On 1/21/21 5:50 PM, Nicolas Kovacs wrote:
Debian has an average of two years[*] per support. Oracle has ten like upstream RHEL. Choice is pretty clear to me. [*] one year after subsequent release, so an average of one to three years depending on installation date

So, I want to address the "ten years of support" albatross.  On the surface, ten years of support sounds like a big win; it certainly did to me back when it was first introduced.  I have found that the reality is far more nuanced than that.  I have found in my own career that the "ten years of support" argument has made me lazy in keeping up with newer technologies and methodologies, stagnant in my own server and workstation deployments, and increasingly frustrated once the five-to-seven year point has passed in what I can't do or can't build because "ten years support!  Stability! Stability! Stability at all costs!"

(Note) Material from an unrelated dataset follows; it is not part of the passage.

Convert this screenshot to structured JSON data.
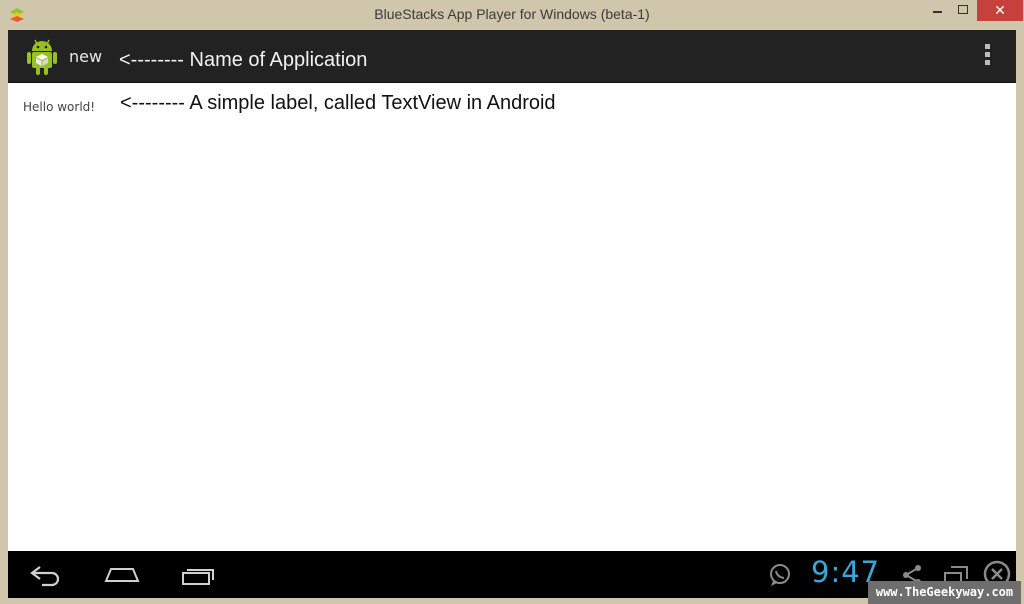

For my uses and purposes, Fedora's six month cycle is too fast (I've been on that roller coaster before, no desire to go back to it). CentOS Stream's continuous release cycle is too fast, especially in the kernel ABI department.  I believe that, for my uses at least, a two-to-five year cycle is going to be the sweet spot.  And the fact of the matter is that CentOS and the ten-year cycle isn't nearly as stable as you might first think; install CentOS 7.0 on a test VM and carefully compare to 7.9, especially on the workstation side with Firefox and Thunderbird!

Further, when it's budget time, updating stagnating services running on a stagnant OS becomes an easy mark for cutting from the budget, because "ten years!" - until those ten years are over and you find out that you've just delayed all the effort into one lump instead of spreading it out a little bit each year or two (or three to five).

But ten-year stagn^H^H^H^Hupport also makes me less marketable if I were to need to change jobs, especially if that ten-year stability has calloused my learning skills to the point that I feel personally threatened by major changes to, say, the init system underneath everything.

So, in my career, I'm not sure relying on ten-year support has been a good thing.  YMMV as I'm sure there are places where ten years of support really is critical; just not for me.